Scientists at The Feinstein Institute for Medical Research have performed their own investigation on how and why a substance in red grapes and red wine lowers amyloid beta levels that accumulate in the brains of Alzheimer’s patients. Medicines targeting amyloid beta (Abeta) that make up the clumps in the hallmark plaques are now in many phases of experimental testing. The hope is that clearing out amyloid beta before it accumulates could stave off the disease and reduce symptoms.

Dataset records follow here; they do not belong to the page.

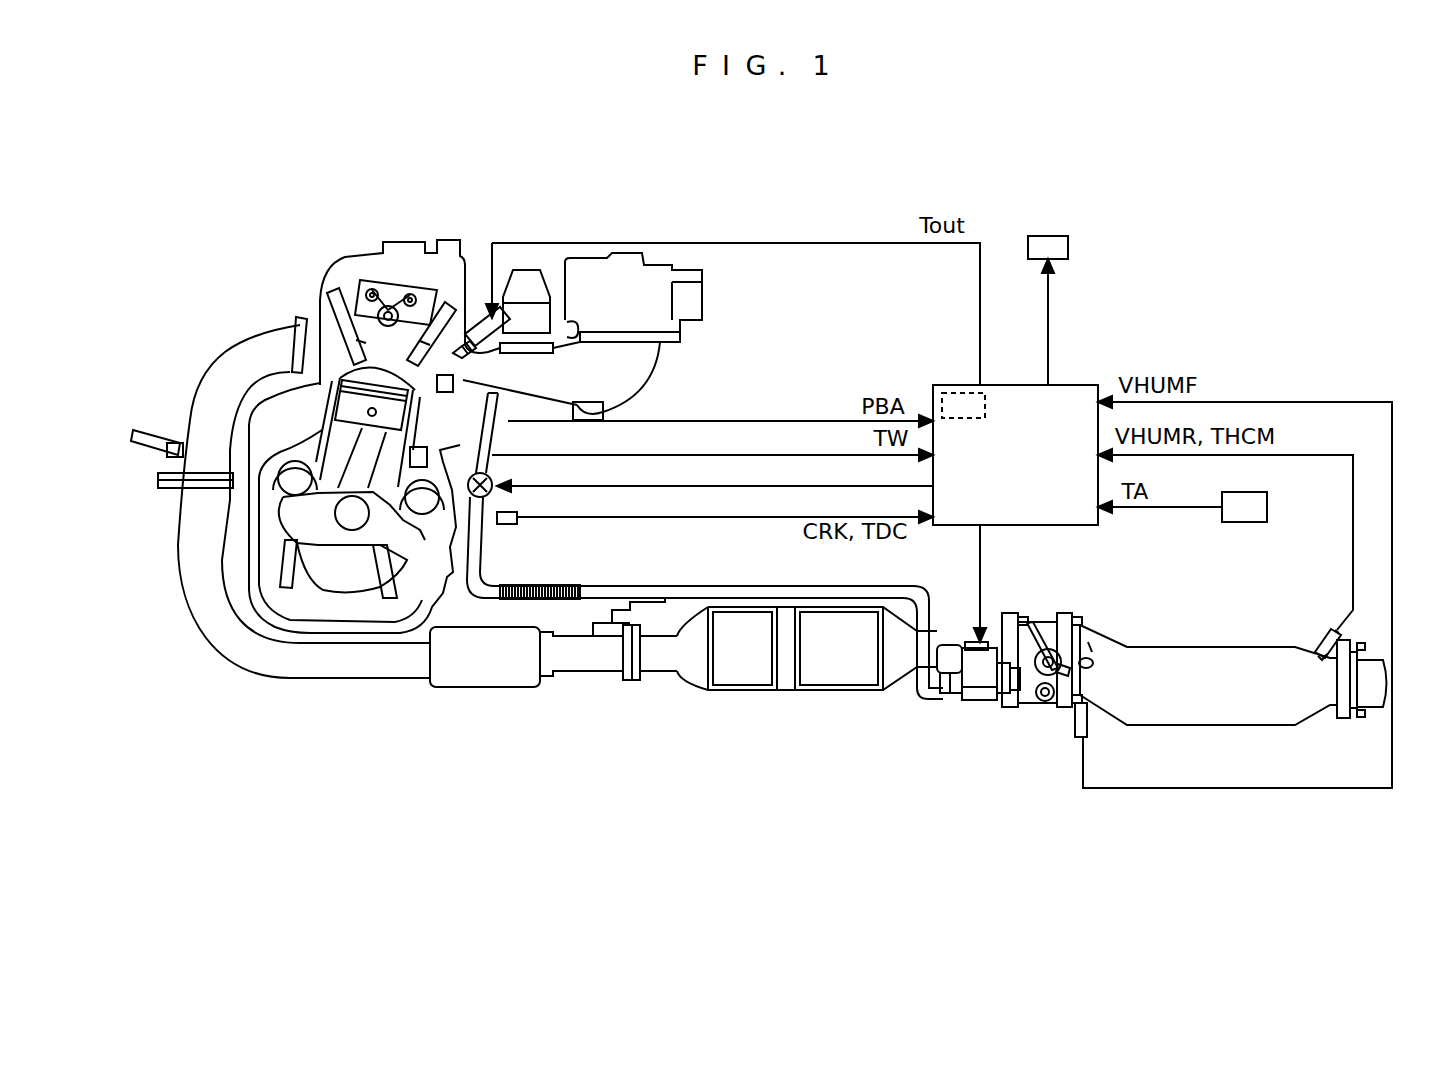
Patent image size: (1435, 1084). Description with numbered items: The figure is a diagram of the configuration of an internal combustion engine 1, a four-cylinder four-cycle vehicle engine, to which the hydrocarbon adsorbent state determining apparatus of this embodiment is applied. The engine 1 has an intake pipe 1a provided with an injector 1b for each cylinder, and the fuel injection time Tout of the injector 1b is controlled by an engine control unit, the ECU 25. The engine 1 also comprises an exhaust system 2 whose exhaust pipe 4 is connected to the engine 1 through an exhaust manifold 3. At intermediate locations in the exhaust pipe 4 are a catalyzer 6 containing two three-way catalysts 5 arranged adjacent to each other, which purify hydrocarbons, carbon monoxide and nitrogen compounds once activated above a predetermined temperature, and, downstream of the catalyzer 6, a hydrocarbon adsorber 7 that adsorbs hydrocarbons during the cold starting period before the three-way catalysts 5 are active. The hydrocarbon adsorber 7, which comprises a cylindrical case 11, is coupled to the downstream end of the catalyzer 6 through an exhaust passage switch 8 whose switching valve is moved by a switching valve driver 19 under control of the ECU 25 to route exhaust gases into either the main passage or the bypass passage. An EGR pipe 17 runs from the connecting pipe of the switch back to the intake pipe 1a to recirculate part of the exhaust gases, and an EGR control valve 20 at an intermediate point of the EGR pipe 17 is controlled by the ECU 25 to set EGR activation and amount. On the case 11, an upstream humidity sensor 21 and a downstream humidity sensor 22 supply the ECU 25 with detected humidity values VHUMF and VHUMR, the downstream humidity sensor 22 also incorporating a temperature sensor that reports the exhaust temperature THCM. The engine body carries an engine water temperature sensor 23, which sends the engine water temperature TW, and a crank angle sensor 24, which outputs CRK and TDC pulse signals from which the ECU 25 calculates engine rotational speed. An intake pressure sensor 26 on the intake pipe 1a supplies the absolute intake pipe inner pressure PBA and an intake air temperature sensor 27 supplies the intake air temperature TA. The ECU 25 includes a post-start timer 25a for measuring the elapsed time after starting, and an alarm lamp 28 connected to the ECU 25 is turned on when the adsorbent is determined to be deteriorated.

The internal combustion engine 1 is at (365, 222).
The intake pipe 1a is at (552, 383).
The injector 1b is at (491, 243).
The exhaust system 2 is at (351, 741).
The exhaust manifold 3 is at (303, 327).
The exhaust pipe 4 is at (248, 676).
The three-way catalysts 5 is at (817, 680).
The catalyzer 6 is at (708, 718).
The hydrocarbon adsorber 7 is at (1188, 623).
The exhaust passage switch 8 is at (1042, 613).
The cylindrical case 11 is at (1233, 647).
The EGR pipe 17 is at (935, 702).
The switching valve driver 19 is at (987, 705).
The EGR control valve 20 is at (497, 492).
The upstream humidity sensor 21 is at (1078, 738).
The downstream humidity sensor 22 is at (1335, 708).
The engine water temperature sensor 23 is at (338, 410).
The crank angle sensor 24 is at (513, 527).
The engine control unit (ECU) 25 is at (1085, 385).
The post-start timer 25a is at (957, 388).
The intake pressure sensor 26 is at (455, 384).
The intake air temperature sensor 27 is at (1265, 523).
The alarm lamp 28 is at (1050, 236).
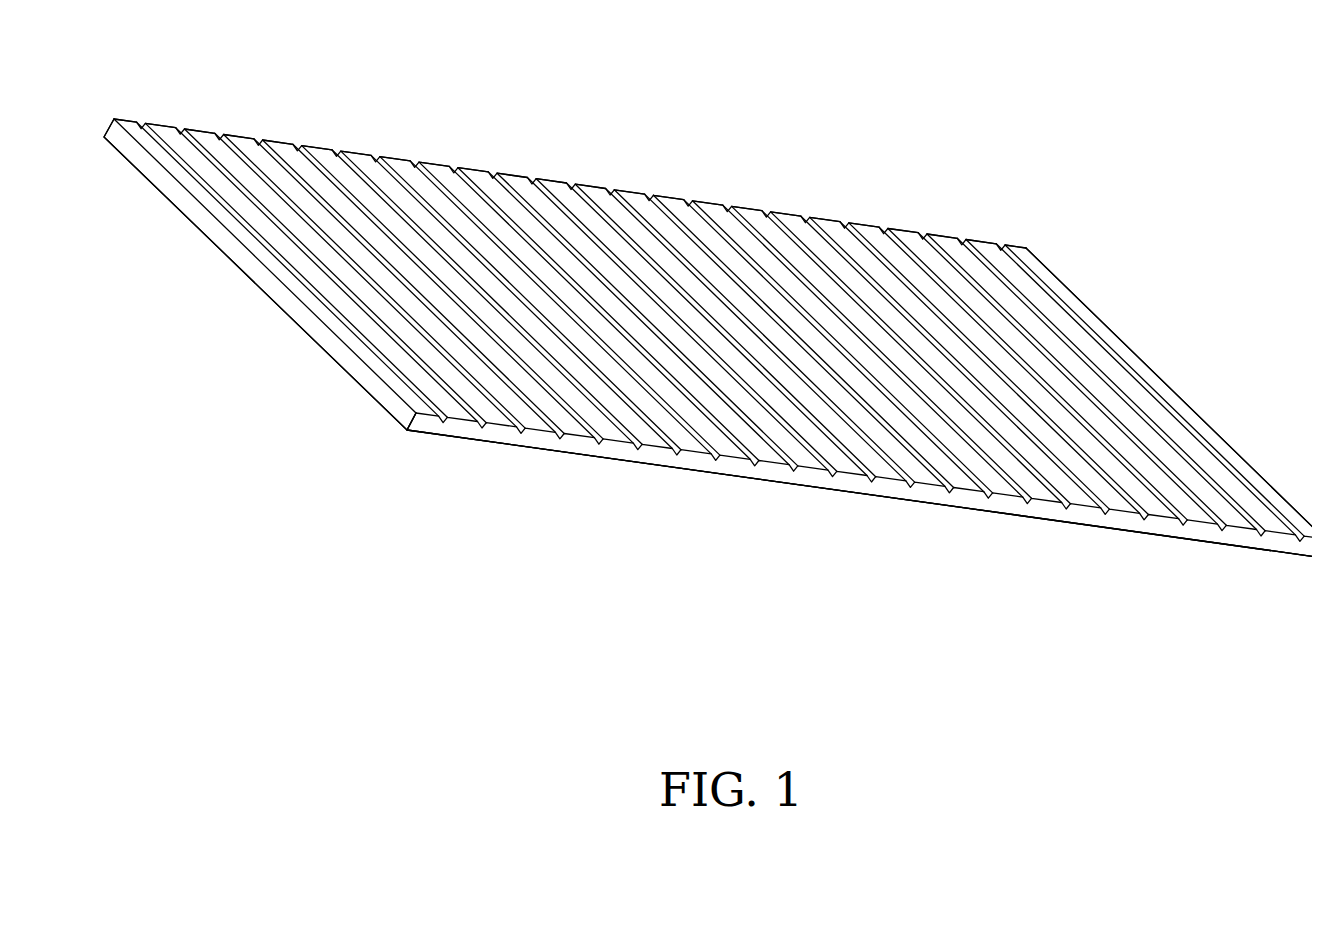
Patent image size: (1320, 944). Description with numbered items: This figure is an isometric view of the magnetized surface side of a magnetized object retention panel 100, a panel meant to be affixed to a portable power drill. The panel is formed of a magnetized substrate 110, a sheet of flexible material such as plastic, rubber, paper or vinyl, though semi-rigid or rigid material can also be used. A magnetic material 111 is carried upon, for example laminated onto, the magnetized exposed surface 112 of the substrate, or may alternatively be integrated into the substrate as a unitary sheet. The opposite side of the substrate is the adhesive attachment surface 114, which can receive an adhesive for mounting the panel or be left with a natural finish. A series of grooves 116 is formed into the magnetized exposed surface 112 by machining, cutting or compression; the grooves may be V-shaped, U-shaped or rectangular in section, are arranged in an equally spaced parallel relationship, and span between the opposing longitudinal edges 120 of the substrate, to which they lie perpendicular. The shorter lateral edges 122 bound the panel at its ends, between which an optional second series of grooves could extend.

The magnetized object retention panel 100 is at (708, 327).
The magnetized substrate 110 is at (925, 478).
The magnetic material 111 is at (996, 492).
The magnetized exposed surface 112 is at (688, 223).
The adhesive attachment surface 114 is at (729, 470).
The series of grooves 116 is at (495, 203).
The opposing longitudinal edges 120 is at (849, 211).
The lateral edges 122 is at (260, 258).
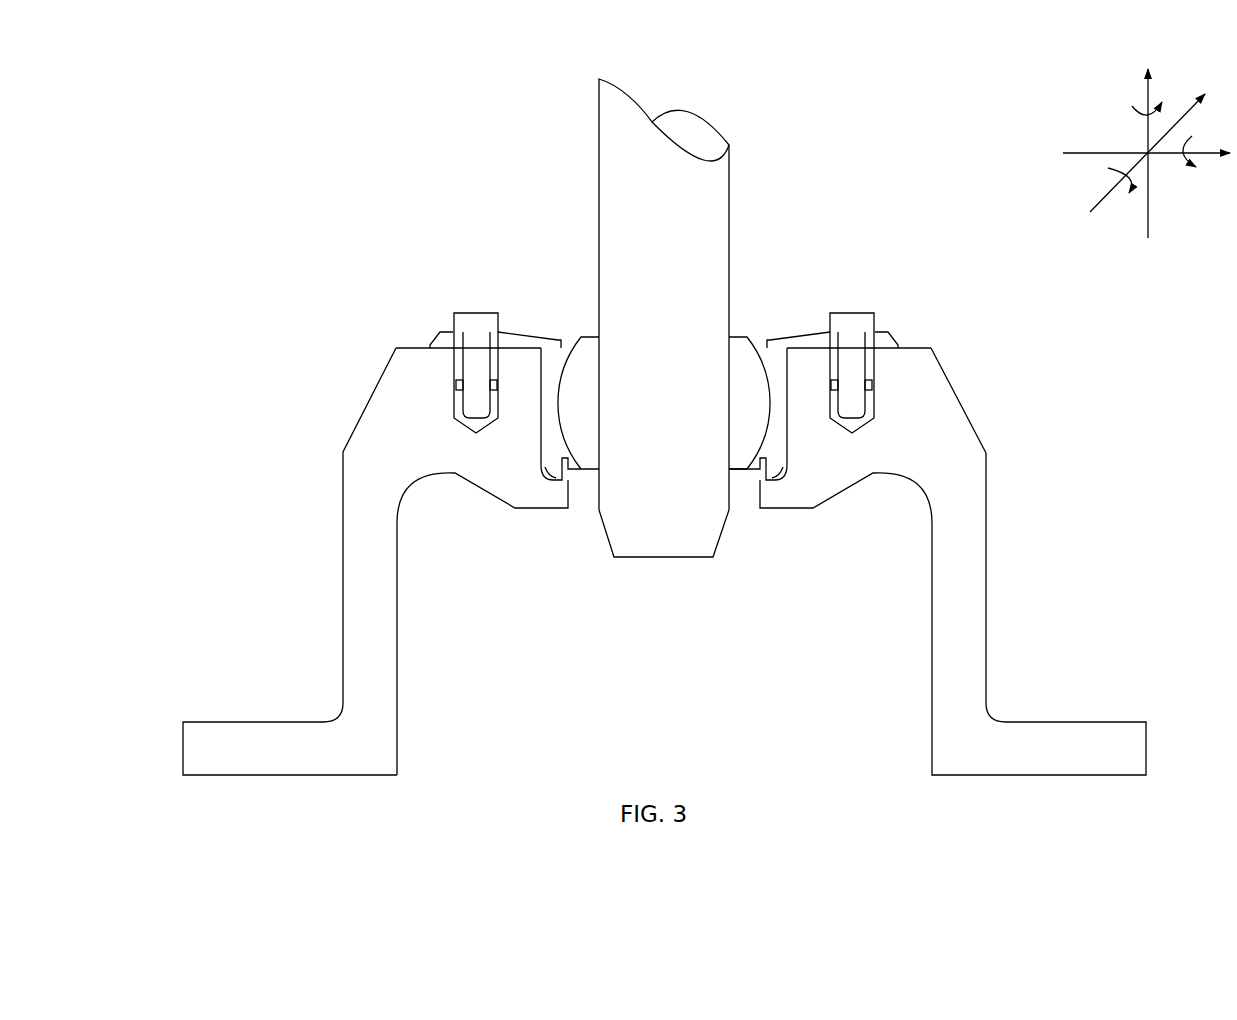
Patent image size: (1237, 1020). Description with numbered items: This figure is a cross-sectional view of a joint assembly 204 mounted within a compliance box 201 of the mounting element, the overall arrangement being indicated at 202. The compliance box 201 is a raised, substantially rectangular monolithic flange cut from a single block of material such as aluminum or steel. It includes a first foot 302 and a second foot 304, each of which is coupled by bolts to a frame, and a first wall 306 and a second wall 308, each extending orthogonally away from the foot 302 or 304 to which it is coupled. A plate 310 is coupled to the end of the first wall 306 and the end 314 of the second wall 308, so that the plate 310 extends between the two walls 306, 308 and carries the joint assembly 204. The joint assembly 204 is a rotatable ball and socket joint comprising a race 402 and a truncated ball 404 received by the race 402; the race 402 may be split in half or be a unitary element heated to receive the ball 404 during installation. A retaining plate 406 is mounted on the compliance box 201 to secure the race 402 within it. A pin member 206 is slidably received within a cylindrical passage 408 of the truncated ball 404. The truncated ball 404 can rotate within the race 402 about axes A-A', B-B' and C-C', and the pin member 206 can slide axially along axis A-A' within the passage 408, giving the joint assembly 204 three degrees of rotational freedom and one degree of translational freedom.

The compliance box 201 is at (964, 400).
The bearing assembly 202 is at (936, 81).
The joint assembly 204 is at (768, 332).
The pin member 206 is at (715, 123).
The first foot 302 is at (960, 363).
The second foot 304 is at (286, 775).
The first wall 306 is at (987, 548).
The second wall 308 is at (341, 540).
The plate 310 is at (919, 345).
The end of second wall 314 is at (398, 347).
The race 402 is at (560, 342).
The truncated ball 404 is at (578, 327).
The retaining plate 406 is at (819, 327).
The cylindrical passage 408 is at (596, 462).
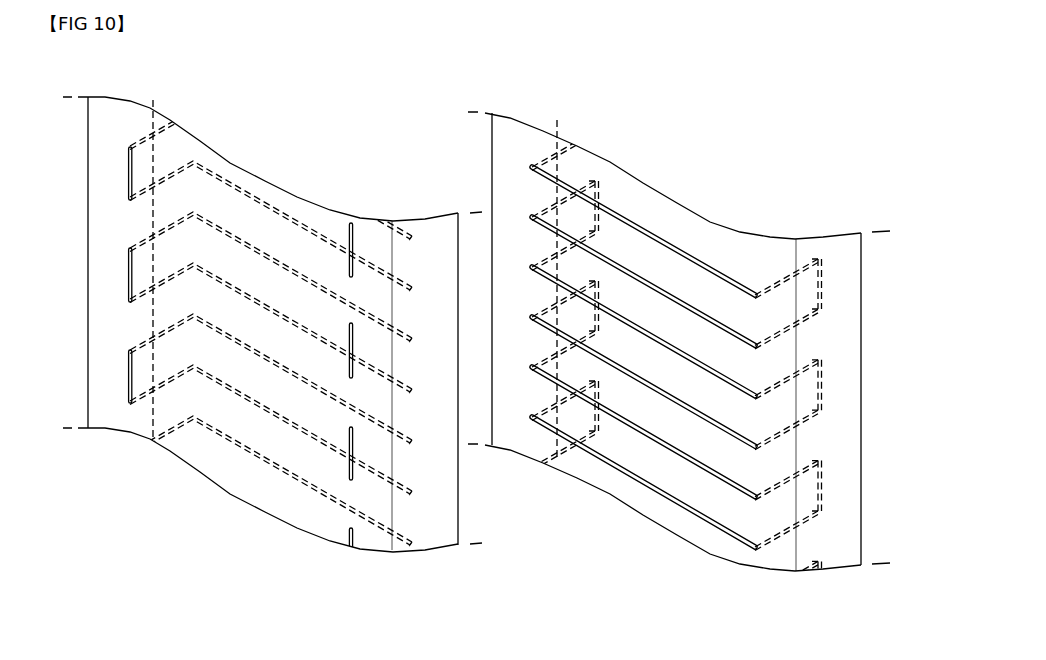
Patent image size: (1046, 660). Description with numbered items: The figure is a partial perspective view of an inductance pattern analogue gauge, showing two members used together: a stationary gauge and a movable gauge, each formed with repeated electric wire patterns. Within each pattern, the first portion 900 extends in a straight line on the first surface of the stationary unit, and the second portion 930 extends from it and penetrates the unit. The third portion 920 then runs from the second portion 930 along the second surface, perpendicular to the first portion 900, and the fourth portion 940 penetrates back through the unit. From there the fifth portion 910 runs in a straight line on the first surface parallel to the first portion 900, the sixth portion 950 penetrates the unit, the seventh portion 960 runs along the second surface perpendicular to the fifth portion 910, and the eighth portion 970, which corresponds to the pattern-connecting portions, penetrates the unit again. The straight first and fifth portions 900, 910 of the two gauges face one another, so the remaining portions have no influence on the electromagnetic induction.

The first portion 900 is at (227, 180).
The fifth portion 910 is at (249, 243).
The third portion 920 is at (351, 340).
The second portion 930 is at (397, 298).
The fourth portion 940 is at (378, 358).
The sixth portion 950 is at (157, 230).
The seventh portion 960 is at (130, 275).
The eighth portion 970 is at (168, 283).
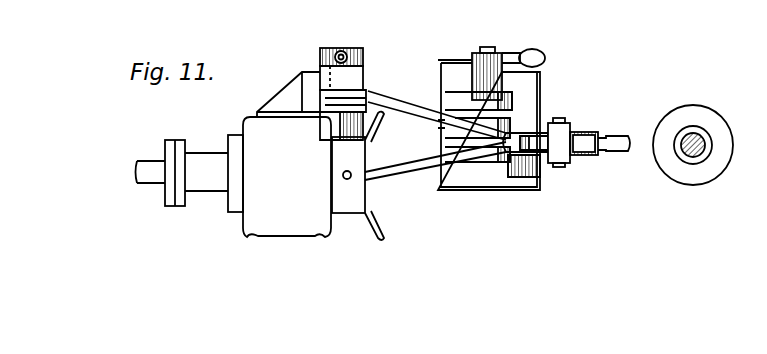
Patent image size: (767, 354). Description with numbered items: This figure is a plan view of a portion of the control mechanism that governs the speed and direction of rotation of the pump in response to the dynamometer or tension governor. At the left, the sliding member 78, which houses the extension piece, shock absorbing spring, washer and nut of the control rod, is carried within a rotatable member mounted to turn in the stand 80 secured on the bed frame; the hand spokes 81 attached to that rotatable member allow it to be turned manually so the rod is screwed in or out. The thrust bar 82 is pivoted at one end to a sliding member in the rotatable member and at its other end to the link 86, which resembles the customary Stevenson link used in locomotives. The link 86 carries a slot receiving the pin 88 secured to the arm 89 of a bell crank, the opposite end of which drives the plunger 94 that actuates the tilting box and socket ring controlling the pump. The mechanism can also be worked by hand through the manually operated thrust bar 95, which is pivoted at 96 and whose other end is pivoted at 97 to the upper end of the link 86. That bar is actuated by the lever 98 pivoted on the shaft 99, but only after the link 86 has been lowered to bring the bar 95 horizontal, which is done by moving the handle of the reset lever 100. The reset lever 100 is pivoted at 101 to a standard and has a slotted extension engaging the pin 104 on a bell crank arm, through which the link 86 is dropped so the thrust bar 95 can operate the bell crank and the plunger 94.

The sliding member 78 is at (193, 157).
The stand 80 is at (275, 218).
The hand spokes 81 is at (380, 124).
The thrust bar 82 is at (408, 180).
The link 86 is at (577, 134).
The pin 88 is at (582, 156).
The arm of bell crank 89 is at (596, 151).
The plunger 94 is at (701, 138).
The manually operated thrust bar 95 is at (433, 107).
The pivot 96 is at (348, 88).
The pivot 97 is at (552, 124).
The lever 98 is at (343, 50).
The shaft 99 is at (332, 46).
The reset lever 100 is at (546, 58).
The pivot 101 is at (510, 38).
The pin 104 is at (460, 90).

Scientists at the Feinstein hope to develop this natural substance, called resveratrol, for the treatment of Alzheimer’s. Valorie Vingtdeux, PhD, and her colleagues have discovered that a specific protein —AMPK — controls Abeta levels. AMPK is interesting because it is a metabolic sensor in the cells and throughout the body. It senses levels of ATP, the body’s fuel source. When ATP levels drop, AMPK is activated to prepare the cells to adjust to the metabolic change in the body when fuel is low. It’s like a driver moving along at 50 miles per hour and slowing down when there is trouble ahead. Resveratrol activates AMPK, and in turn this protein lowers Abeta levels. Dr. Vingtdeux has presented these findings at the Society for Neuroscience in Washington, DC. The work has been done so far in cell culture, but Philippe Marambaud, PhD, who oversees the research, said there is every reason to believe that a similar process takes place in nature. “We hope that this result will translate into beneficial effects for Alzheimer’s patients someday,” said Dr. Marambaud. This is an important finding because the scientists identified a new potential molecular target — AMPK — to lower Abeta levels in Alzheimer’s.